One downside to a ketogenic diet for weight loss is the difficulty maintaining it. “Studies show that weight loss results from being on a low-carb diet for more than 12 months tend to be the same as being on a normal, healthy diet,” says Mattinson. While you may be eating more satiating fats (like peanut butter, regular butter, or avocado), you’re also way more limited in what’s allowed on the diet, which can make everyday situations, like eating dinner with family or going out with friends, far more difficult. Because people often find it tough to sustain, it’s easy to rely on it as a short-term diet rather than a long-term lifestyle.
But all those studies were very small, and not all research on the keto diet is as promising. One American Society for Clinical Nutrition study of 20 participants found that those on the diet didn’t lose more weight than those on a non-keto diet. But they did have fouler moods and higher levels of inflammation, which has been linked to a variety of conditions, including heart disease and cancer.
What about fruits and vegetables? All fruits are rich in carbs, but you can have certain fruits (usually berries) in small portions. Vegetables (also rich in carbs) are restricted to leafy greens (such as kale, Swiss chard, spinach), cauliflower, broccoli, Brussels sprouts, asparagus, bell peppers, onions, garlic, mushrooms, cucumber, celery, and summer squashes. A cup of chopped broccoli has about six carbs.

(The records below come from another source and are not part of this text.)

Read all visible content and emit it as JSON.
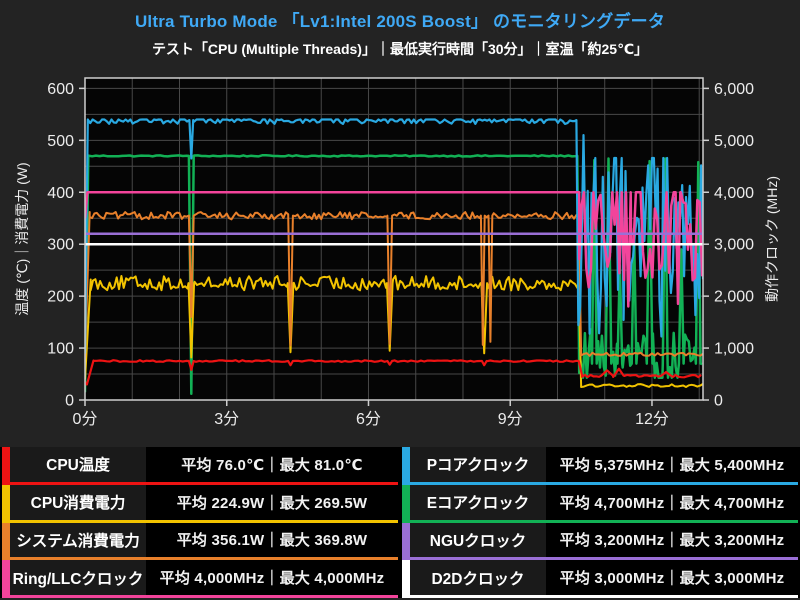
{
  "header": {
    "title": "Ultra Turbo Mode 「Lv1:Intel 200S Boost」 のモニタリングデータ",
    "subtitle": "テスト「CPU (Multiple Threads)」｜最低実行時間「30分」｜室温「約25℃」"
  },
  "colors": {
    "background": "#232323",
    "plot_bg": "#050505",
    "grid": "#484848",
    "axis_border": "#cfcfcf",
    "tick_text": "#ececec",
    "title_accent": "#3fa9f5",
    "legend_bg": "#000000",
    "legend_label_bg": "#1a1a1a"
  },
  "chart_data": {
    "type": "line",
    "title": "Ultra Turbo Mode 「Lv1:Intel 200S Boost」 のモニタリングデータ",
    "x_axis": {
      "lim": [
        0,
        13.08
      ],
      "minor_step": 1,
      "ticks": [
        {
          "v": 0,
          "label": "0分"
        },
        {
          "v": 3,
          "label": "3分"
        },
        {
          "v": 6,
          "label": "6分"
        },
        {
          "v": 9,
          "label": "9分"
        },
        {
          "v": 12,
          "label": "12分"
        }
      ]
    },
    "y_left": {
      "title": "温度 (℃)｜消費電力 (W)",
      "lim": [
        0,
        620
      ],
      "minor_step": 50,
      "ticks": [
        {
          "v": 0,
          "label": "0"
        },
        {
          "v": 100,
          "label": "100"
        },
        {
          "v": 200,
          "label": "200"
        },
        {
          "v": 300,
          "label": "300"
        },
        {
          "v": 400,
          "label": "400"
        },
        {
          "v": 500,
          "label": "500"
        },
        {
          "v": 600,
          "label": "600"
        }
      ]
    },
    "y_right": {
      "title": "動作クロック (MHz)",
      "lim": [
        0,
        6200
      ],
      "ticks": [
        {
          "v": 0,
          "label": "0"
        },
        {
          "v": 1000,
          "label": "1,000"
        },
        {
          "v": 2000,
          "label": "2,000"
        },
        {
          "v": 3000,
          "label": "3,000"
        },
        {
          "v": 4000,
          "label": "4,000"
        },
        {
          "v": 5000,
          "label": "5,000"
        },
        {
          "v": 6000,
          "label": "6,000"
        }
      ]
    },
    "series": [
      {
        "name": "Eコアクロック",
        "axis": "right",
        "color": "#12b155",
        "width": 2.5,
        "avg": 4700,
        "max": 4700,
        "unit": "MHz",
        "segments": [
          {
            "t0": 0.0,
            "t1": 0.07,
            "v0": 150,
            "v1": 4700
          },
          {
            "t0": 0.07,
            "t1": 10.42,
            "v": 4700,
            "noise": 12,
            "dt": 0.08
          },
          {
            "t0": 10.42,
            "t1": 10.46,
            "v0": 4700,
            "v1": 520
          },
          {
            "t0": 10.46,
            "t1": 13.08,
            "v": 760,
            "noise": 600,
            "dt": 0.04,
            "clamp": [
              430,
              2400
            ]
          }
        ],
        "dips": [
          {
            "t": 2.25,
            "v": 120,
            "base": 4700,
            "w": 0.05
          }
        ],
        "spikes": [
          {
            "t": 10.78,
            "v": 4620,
            "base": 700,
            "w": 0.05
          },
          {
            "t": 11.08,
            "v": 4650,
            "base": 700,
            "w": 0.06
          },
          {
            "t": 11.32,
            "v": 2600,
            "base": 700,
            "w": 0.05
          },
          {
            "t": 11.62,
            "v": 3300,
            "base": 700,
            "w": 0.05
          },
          {
            "t": 11.95,
            "v": 4600,
            "base": 700,
            "w": 0.06
          },
          {
            "t": 12.28,
            "v": 4650,
            "base": 700,
            "w": 0.05
          },
          {
            "t": 12.62,
            "v": 2900,
            "base": 700,
            "w": 0.05
          },
          {
            "t": 12.98,
            "v": 4580,
            "base": 700,
            "w": 0.05
          }
        ]
      },
      {
        "name": "CPU消費電力",
        "axis": "left",
        "color": "#f2c300",
        "width": 2,
        "avg": 224.9,
        "max": 269.5,
        "unit": "W",
        "segments": [
          {
            "t0": 0.0,
            "t1": 0.12,
            "v0": 40,
            "v1": 232
          },
          {
            "t0": 0.12,
            "t1": 10.45,
            "v": 225,
            "noise": 14,
            "dt": 0.05
          },
          {
            "t0": 10.45,
            "t1": 10.5,
            "v0": 225,
            "v1": 30
          },
          {
            "t0": 10.5,
            "t1": 13.08,
            "v": 28,
            "noise": 3,
            "dt": 0.06
          }
        ],
        "dips": [
          {
            "t": 2.25,
            "v": 82,
            "base": 225,
            "w": 0.06
          },
          {
            "t": 4.35,
            "v": 92,
            "base": 225,
            "w": 0.06
          },
          {
            "t": 6.45,
            "v": 95,
            "base": 225,
            "w": 0.06
          },
          {
            "t": 8.45,
            "v": 90,
            "base": 225,
            "w": 0.06
          }
        ]
      },
      {
        "name": "システム消費電力",
        "axis": "left",
        "color": "#e8802b",
        "width": 2,
        "avg": 356.1,
        "max": 369.8,
        "unit": "W",
        "segments": [
          {
            "t0": 0.0,
            "t1": 0.1,
            "v0": 80,
            "v1": 362
          },
          {
            "t0": 0.1,
            "t1": 10.45,
            "v": 355,
            "noise": 7,
            "dt": 0.05
          },
          {
            "t0": 10.45,
            "t1": 10.5,
            "v0": 355,
            "v1": 92
          },
          {
            "t0": 10.5,
            "t1": 13.08,
            "v": 88,
            "noise": 3,
            "dt": 0.06
          }
        ],
        "dips": [
          {
            "t": 2.25,
            "v": 160,
            "base": 355,
            "w": 0.05
          },
          {
            "t": 4.35,
            "v": 105,
            "base": 355,
            "w": 0.05
          },
          {
            "t": 6.45,
            "v": 108,
            "base": 355,
            "w": 0.05
          },
          {
            "t": 8.42,
            "v": 106,
            "base": 355,
            "w": 0.04
          },
          {
            "t": 8.58,
            "v": 112,
            "base": 355,
            "w": 0.04
          }
        ]
      },
      {
        "name": "CPU温度",
        "axis": "left",
        "color": "#ee1313",
        "width": 2.2,
        "avg": 76.0,
        "max": 81.0,
        "unit": "℃",
        "segments": [
          {
            "t0": 0.0,
            "t1": 0.04,
            "v0": 34,
            "v1": 30
          },
          {
            "t0": 0.04,
            "t1": 0.18,
            "v0": 30,
            "v1": 76
          },
          {
            "t0": 0.18,
            "t1": 10.45,
            "v": 75,
            "noise": 1.6,
            "dt": 0.07
          },
          {
            "t0": 10.45,
            "t1": 10.52,
            "v0": 75,
            "v1": 48
          },
          {
            "t0": 10.52,
            "t1": 13.08,
            "v": 46,
            "noise": 2.5,
            "dt": 0.06
          }
        ],
        "dips": [
          {
            "t": 2.25,
            "v": 58,
            "base": 75,
            "w": 0.05
          },
          {
            "t": 4.35,
            "v": 67,
            "base": 75,
            "w": 0.05
          },
          {
            "t": 6.45,
            "v": 68,
            "base": 75,
            "w": 0.05
          },
          {
            "t": 8.45,
            "v": 67,
            "base": 75,
            "w": 0.05
          }
        ],
        "spikes": [
          {
            "t": 11.05,
            "v": 57,
            "base": 47,
            "w": 0.12
          },
          {
            "t": 11.3,
            "v": 60,
            "base": 47,
            "w": 0.1
          },
          {
            "t": 12.3,
            "v": 54,
            "base": 47,
            "w": 0.1
          }
        ]
      },
      {
        "name": "Pコアクロック",
        "axis": "right",
        "color": "#2aa9e2",
        "width": 2.2,
        "avg": 5375,
        "max": 5400,
        "unit": "MHz",
        "segments": [
          {
            "t0": 0.0,
            "t1": 0.06,
            "v0": 900,
            "v1": 5400
          },
          {
            "t0": 0.06,
            "t1": 10.4,
            "v": 5390,
            "noise": 75,
            "dt": 0.05,
            "clamp": [
              5120,
              5400
            ]
          },
          {
            "t0": 10.4,
            "t1": 10.44,
            "v0": 5390,
            "v1": 1500
          },
          {
            "t0": 10.44,
            "t1": 13.08,
            "v": 3400,
            "noise": 2200,
            "dt": 0.04,
            "clamp": [
              800,
              4660
            ]
          }
        ],
        "dips": [
          {
            "t": 2.25,
            "v": 4650,
            "base": 5390,
            "w": 0.04
          }
        ],
        "spikes": [
          {
            "t": 10.55,
            "v": 5100,
            "base": 3000,
            "w": 0.04
          }
        ]
      },
      {
        "name": "Ring/LLCクロック",
        "axis": "right",
        "color": "#f3449b",
        "width": 2.5,
        "avg": 4000,
        "max": 4000,
        "unit": "MHz",
        "segments": [
          {
            "t0": 0.0,
            "t1": 0.05,
            "v0": 3500,
            "v1": 4000
          },
          {
            "t0": 0.05,
            "t1": 10.46,
            "v": 4000,
            "noise": 0
          },
          {
            "t0": 10.46,
            "t1": 13.08,
            "v": 3500,
            "noise": 1400,
            "dt": 0.05,
            "clamp": [
              1750,
              4000
            ]
          }
        ],
        "dips": [
          {
            "t": 11.5,
            "v": 1800,
            "base": 4000,
            "w": 0.05
          },
          {
            "t": 12.55,
            "v": 1850,
            "base": 4000,
            "w": 0.05
          }
        ]
      },
      {
        "name": "NGUクロック",
        "axis": "right",
        "color": "#9a6fd6",
        "width": 2.5,
        "avg": 3200,
        "max": 3200,
        "unit": "MHz",
        "segments": [
          {
            "t0": 0.0,
            "t1": 13.08,
            "v": 3200,
            "noise": 0
          }
        ]
      },
      {
        "name": "D2Dクロック",
        "axis": "right",
        "color": "#ffffff",
        "width": 2.5,
        "avg": 3000,
        "max": 3000,
        "unit": "MHz",
        "segments": [
          {
            "t0": 0.0,
            "t1": 13.08,
            "v": 3000,
            "noise": 0
          }
        ]
      }
    ]
  },
  "legend": {
    "left": [
      {
        "label": "CPU温度",
        "stats": "平均 76.0℃｜最大 81.0℃",
        "color": "#ee1313"
      },
      {
        "label": "CPU消費電力",
        "stats": "平均 224.9W｜最大 269.5W",
        "color": "#f2c300"
      },
      {
        "label": "システム消費電力",
        "stats": "平均 356.1W｜最大 369.8W",
        "color": "#e8802b"
      },
      {
        "label": "Ring/LLCクロック",
        "stats": "平均 4,000MHz｜最大 4,000MHz",
        "color": "#f3449b"
      }
    ],
    "right": [
      {
        "label": "Pコアクロック",
        "stats": "平均 5,375MHz｜最大 5,400MHz",
        "color": "#2aa9e2"
      },
      {
        "label": "Eコアクロック",
        "stats": "平均 4,700MHz｜最大 4,700MHz",
        "color": "#12b155"
      },
      {
        "label": "NGUクロック",
        "stats": "平均 3,200MHz｜最大 3,200MHz",
        "color": "#9a6fd6"
      },
      {
        "label": "D2Dクロック",
        "stats": "平均 3,000MHz｜最大 3,000MHz",
        "color": "#ffffff"
      }
    ]
  }
}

When you’re eating the foods that get you there (more on that in a minute), your body can enter a state of ketosis in one to three days, she adds. During the diet, the majority of calories you consume come from fat, with a little protein and very little carbohydrates. Ketosis also happens if you eat a very low-calorie diet — think doctor-supervised, only when medically recommended diets of 600 to 800 total calories.
MCT oil powder is a unique form of dietary fat rapidly absorbed by the body and has a wide range of health benefits. Supplementation with MCT powder can help combat fatigue, suppress appetite[*], enhance thermogenesis (aka ‘fat burning’)[*] and help your body adapt to using ketones for fuel. A recent scientific review showed that MCTs can effectively decrease body weight, total body fat, hip circumference, waist circumference, total subcutaneous fat and visceral fat[*]. Check out this articlefor more information on how to supplement with MCTs.